We are certainly scrambling for productivity with "token maxxing" and scrambling for entertainment with AI companions, but I haven't seen many thoughtful takes on how AI might look in a life well-lived.
For my first dev job, I was made to set up a sole proprietorship just so the company could illegally dodge minimum wage and severance. I didn't get mentored; I learned through constant abuse. It was only when I first used AI that I realized the people around me were teaching me garbage and my books were completely obsolete.
I envy that this person was surrounded by people who cared. Before AI, trying to learn programming just meant dealing with insults. They can stay in touch with their network because they were respected. I had zero people in my environment for intellectual discussions or programming.

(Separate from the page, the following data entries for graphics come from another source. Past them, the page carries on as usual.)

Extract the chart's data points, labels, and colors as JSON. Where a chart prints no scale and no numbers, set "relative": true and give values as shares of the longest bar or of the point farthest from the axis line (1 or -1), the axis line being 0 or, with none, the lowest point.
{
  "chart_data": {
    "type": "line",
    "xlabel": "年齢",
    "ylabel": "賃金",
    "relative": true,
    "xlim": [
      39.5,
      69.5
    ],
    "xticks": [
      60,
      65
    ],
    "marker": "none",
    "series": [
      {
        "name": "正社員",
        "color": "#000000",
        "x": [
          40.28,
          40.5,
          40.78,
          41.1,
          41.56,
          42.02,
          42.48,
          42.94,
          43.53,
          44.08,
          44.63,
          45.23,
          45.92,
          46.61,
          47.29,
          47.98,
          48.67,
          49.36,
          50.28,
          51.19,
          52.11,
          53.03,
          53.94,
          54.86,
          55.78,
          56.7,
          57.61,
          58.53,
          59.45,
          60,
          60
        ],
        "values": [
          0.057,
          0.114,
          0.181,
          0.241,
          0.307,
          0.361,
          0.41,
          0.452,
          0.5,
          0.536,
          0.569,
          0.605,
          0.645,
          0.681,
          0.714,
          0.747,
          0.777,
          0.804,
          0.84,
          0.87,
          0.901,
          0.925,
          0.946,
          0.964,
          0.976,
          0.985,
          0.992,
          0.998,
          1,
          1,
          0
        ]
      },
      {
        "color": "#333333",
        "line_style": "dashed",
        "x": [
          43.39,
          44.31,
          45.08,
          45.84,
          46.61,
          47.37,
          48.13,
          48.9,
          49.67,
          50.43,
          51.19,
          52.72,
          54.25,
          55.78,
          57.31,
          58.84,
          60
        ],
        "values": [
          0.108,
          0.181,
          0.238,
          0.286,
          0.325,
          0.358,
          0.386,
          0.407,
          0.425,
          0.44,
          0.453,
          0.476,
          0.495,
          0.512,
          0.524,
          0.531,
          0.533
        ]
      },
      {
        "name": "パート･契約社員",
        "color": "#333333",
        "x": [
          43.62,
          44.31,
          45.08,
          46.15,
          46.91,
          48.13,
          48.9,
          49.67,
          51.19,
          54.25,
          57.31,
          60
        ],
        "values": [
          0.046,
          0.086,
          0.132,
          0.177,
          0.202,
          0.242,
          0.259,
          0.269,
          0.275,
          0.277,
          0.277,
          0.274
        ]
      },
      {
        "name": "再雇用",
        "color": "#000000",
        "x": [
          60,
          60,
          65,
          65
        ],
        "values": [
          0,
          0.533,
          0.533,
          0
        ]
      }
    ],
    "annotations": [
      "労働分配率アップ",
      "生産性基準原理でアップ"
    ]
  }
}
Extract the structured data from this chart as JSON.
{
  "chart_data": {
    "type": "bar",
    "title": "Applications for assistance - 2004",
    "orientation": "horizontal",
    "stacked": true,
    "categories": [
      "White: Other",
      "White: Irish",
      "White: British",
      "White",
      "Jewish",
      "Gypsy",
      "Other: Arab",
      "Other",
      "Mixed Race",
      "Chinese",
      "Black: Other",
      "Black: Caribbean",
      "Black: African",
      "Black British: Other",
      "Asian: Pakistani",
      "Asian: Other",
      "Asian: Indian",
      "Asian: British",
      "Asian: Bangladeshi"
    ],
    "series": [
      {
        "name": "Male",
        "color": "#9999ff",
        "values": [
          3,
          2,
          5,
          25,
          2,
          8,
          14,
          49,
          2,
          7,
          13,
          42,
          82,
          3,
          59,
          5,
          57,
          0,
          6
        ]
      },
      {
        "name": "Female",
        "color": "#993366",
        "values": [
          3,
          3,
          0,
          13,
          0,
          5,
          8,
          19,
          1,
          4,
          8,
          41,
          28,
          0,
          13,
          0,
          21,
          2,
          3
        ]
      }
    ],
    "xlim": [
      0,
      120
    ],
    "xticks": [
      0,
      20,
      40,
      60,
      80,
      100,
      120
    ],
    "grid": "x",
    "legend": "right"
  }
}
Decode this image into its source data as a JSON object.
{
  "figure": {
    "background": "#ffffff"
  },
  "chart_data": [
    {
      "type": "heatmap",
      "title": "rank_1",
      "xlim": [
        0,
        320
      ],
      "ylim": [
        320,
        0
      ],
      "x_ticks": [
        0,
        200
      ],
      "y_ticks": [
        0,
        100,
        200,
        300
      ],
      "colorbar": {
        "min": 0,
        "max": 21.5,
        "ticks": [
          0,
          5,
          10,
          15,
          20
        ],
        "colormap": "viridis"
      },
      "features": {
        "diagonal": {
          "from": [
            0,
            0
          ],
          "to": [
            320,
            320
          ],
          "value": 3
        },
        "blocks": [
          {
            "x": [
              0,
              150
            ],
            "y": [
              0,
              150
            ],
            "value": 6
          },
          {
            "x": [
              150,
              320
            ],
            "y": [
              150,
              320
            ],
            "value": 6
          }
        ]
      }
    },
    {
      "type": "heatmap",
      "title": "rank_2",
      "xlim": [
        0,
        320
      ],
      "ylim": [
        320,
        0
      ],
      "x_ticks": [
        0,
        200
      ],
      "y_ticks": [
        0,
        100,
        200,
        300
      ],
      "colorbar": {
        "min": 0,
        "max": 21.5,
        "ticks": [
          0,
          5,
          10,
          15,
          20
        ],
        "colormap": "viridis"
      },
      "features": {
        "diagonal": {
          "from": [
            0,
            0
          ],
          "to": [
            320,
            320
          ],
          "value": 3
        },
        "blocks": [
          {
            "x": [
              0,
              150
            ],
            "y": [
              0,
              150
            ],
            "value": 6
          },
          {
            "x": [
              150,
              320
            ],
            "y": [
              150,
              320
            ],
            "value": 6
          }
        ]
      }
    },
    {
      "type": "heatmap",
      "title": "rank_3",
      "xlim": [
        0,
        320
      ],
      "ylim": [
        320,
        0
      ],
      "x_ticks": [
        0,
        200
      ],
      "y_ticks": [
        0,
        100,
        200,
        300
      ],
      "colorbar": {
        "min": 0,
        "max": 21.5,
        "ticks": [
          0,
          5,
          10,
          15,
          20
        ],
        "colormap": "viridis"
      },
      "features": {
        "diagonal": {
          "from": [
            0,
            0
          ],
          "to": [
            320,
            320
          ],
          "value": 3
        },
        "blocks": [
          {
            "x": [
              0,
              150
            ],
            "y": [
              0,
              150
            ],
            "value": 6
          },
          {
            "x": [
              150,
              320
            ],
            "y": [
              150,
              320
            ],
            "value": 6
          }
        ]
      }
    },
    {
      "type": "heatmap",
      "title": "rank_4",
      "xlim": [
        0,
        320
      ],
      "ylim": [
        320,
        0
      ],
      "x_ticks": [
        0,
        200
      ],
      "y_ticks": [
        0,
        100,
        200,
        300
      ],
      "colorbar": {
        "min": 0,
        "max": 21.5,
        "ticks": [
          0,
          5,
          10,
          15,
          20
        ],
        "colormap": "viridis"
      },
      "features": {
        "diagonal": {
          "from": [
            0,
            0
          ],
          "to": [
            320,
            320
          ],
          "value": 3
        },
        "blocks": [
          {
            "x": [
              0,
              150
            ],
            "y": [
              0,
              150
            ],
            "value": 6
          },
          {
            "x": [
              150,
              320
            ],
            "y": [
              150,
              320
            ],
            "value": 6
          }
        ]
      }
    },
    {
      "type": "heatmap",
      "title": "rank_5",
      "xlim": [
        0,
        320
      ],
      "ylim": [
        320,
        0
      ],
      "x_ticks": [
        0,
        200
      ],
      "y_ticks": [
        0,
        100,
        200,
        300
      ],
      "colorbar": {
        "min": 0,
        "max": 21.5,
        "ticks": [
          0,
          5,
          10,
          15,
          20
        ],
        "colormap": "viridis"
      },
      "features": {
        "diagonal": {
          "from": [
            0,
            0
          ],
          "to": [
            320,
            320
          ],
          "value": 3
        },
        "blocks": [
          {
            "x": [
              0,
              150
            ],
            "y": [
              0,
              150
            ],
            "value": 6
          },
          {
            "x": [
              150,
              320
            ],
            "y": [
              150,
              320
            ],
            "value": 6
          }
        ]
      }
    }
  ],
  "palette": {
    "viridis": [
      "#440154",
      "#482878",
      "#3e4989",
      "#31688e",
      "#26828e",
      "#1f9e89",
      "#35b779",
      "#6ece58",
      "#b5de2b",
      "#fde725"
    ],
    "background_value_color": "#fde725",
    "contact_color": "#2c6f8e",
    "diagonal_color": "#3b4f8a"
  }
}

It really shows how your environment shapes your relationship with tools. I have a love-hate dynamic with AI. It frustrates me that my manual coding skills are degrading, but I'm incredibly thankful for the easy access to knowledge I never had. At the end of the day, reading this just makes me envy those who get to live and work in a warm, respectful setting.
It seems unlikely to have happened to anyone else, ever.
"Before" AI there was internet, and before that often just your room, your computer, and tinkering with it for years before meeting anyone else with the same interest.
And trust me that there are many books better than AI.
I'm sorry for your experience, anyhow
Like I don't want to say it's a strawman exactly, because some people probably do use AI too much. But it's a really emotional (and not exactly logical) play to emotions that sort of implies don't use AI at all, which I don't agree with.
Like if you're writing a speech for my wedding, please do a sanity check against AI before saying a really crass or risky joke. Because some of us have those maybe-on-the-spectrum acquaintances and AI actually can be a great sanity check for those people.
..which is only going to get worse the more you rely on a statisical model for things instead of talking to people.
The only purpose of communicating is to transmit your thoughts to one or more other people.
If the thoughts are the thoughts of the AI, you are not communicating anything.
I've seen other parents create AI videos of their toddlers being visited at night by Santa. I've seen parents happily throw their children into AI video generators to entertain them.
People are using AI recklessly. I can't imagine stealing the gift of a child's imagination away from them and instead, replacing it with these hollow representations of reality. It disgusts me.
I use AI all the time for coding, but I've drawn a hard line at the point of intermediation with others.
Some people learned that lesson and are now pushing back on letting their kids access AI. But not everyone.
Please use the internet.
Please use search engines.
Please use AI.
Everything old is good and everything new is evil. The irony of this being posted online in written form is lost on the author. Socrates would probably have an aneurysm.